Ellen, my Fisher Hoffman facilitator, talked a lot about how old beliefs and issues operate in complex daisy chains. Sometimes an admonition we follow unconsciously in one area of life is ignored in other areas and connects with other admonitions/behaviors in three other places, etc.
Lately I’m aware there’s a set for me with two sides toeing a fine line when it comes to deciding “am I just following the old pattern?” My maternal grandmother was born in the late Victorian era and definitely learned some of the hand-to-forehead, fainting couch type stuff. To be fair, she (and much of the family) had severe migraines, but she spent an awful lot of time lying down. My mother also tended to go “have a lie down” often, so I had plenty of role modeling about just heading off to bed.

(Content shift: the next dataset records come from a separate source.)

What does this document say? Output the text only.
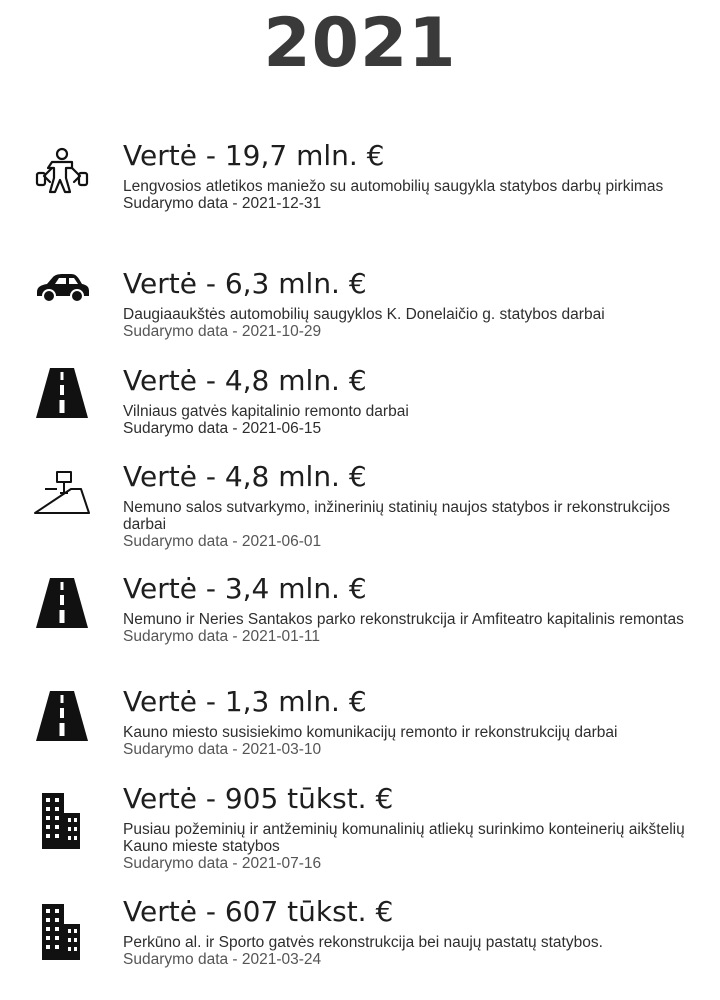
2021
Vertė - 19,7 mln. €
Lengvosios atletikos maniežo su automobilių saugykla statybos darbų pirkimas
Sudarymo data - 2021-12-31
Vertė - 6,3 mln. €
Daugiaaukštės automobilių saugyklos K. Donelaičio g. statybos darbai
Sudarymo data - 2021-10-29
Vertė - 4,8 mln. €
Vilniaus gatvės kapitalinio remonto darbai
Sudarymo data - 2021-06-15
Vertė - 4,8 mln. €
Nemuno salos sutvarkymo, inžinerinių statinių naujos statybos ir rekonstrukcijos darbai
Sudarymo data - 2021-06-01
Vertė - 3,4 mln. €
Nemuno ir Neries Santakos parko rekonstrukcija ir Amfiteatro kapitalinis remontas
Sudarymo data - 2021-01-11
Vertė - 1,3 mln. €
Kauno miesto susisiekimo komunikacijų remonto ir rekonstrukcijų darbai
Sudarymo data - 2021-03-10
Vertė - 905 tūkst. €
Pusiau požeminių ir antžeminių komunalinių atliekų surinkimo konteinerių aikštelių Kauno mieste statybos
Sudarymo data - 2021-07-16
Vertė - 607 tūkst. €
Perkūno al. ir Sporto gatvės rekonstrukcija bei naujų pastatų statybos.
Sudarymo data - 2021-03-24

My dad, on the other hand, was a go getter type, always busy, hard working and radiating nervous energy. My mom’s sister was also hard working (the first woman turf reporter in the world) and contemptuous of the die-away tendencies of her mother and sister.
I’ve been realizing I wound up with an odd mixture of the two. I wrote a post long ago in which I noted I wound up often feeling paralyzed amongst the many conflicting viewpoints about me held by the most influential adults (my aunt never had children so her efforts at molding someone were aimed at me). Winding up with chronic fatigue & fibromyalgia seemed unsurprising with “paralysis” as a central mode; ailments that just stop you in your tracks.
My new exploration of the push forward vs fainting couch influences has me seeing some other aspects. To the outside world through the years of zero energy, I appeared to do very little (and many people made sure I knew how lazy they thought I was). But as I struggled through the fatigue, I often pushed really hard to keep working, to keep the house clean, to keep socializing etc. Even though I did all those things far less than previously, the advice for my issues was to rest more and all the pushing, I now see, prolonged the chronic health problems.
In the last few years, juggling grieving, moving, surgeries, etc. I’m seeing I’ve been executing quite a dance around the dueling issues of pushing vs resting. Some of the time I’ve just been either in so much pain or so exhausted — often both — that pushing has been impossible. And yet the tendency to push is there. Because pushing too much and resting/avoiding too much are both patterns for me, it’s a struggle to decide which pattern I might be falling into — and to what extent has all the personal growth work moved me into a different place regarding both?
Being single and living alone gets into the mix too. If I want to eat and live in a reasonably clean house, there’s grocery shopping, cooking, dish washing, etc. And I’m fostering a cat who needs to be fed and have his box kept clean every day. Living in a condo with a small stacked washer/dryer set means more small loads to run so there’s rarely a day when I don’t need to run a load.
I listen to various married friends complain about their husbands who only do these 2 things or that 2 things and imagine how my life would change if ANYONE but me did those 2 things… or anything around the house. Even a decision to take a day of rest still involves a couple hours worth of cooking, cleaning dishes, cat care, etc.
I’m trying to handle decisions about doing versus time off with a lot of checking inward. It definitely helps and there are more and more days when I think I’m going in one direction and a check-in leads in another. But because those are deeply entwined issues for me the mindfulness required to always sense into the push vs rest question can be elusive.
Plenty of times along this journey it’s been easy to see the daisy chain of one issue/behavior leading to another but this is a new one for me to ponder a place where two opposing tendencies meet on the chain but also have their own spots.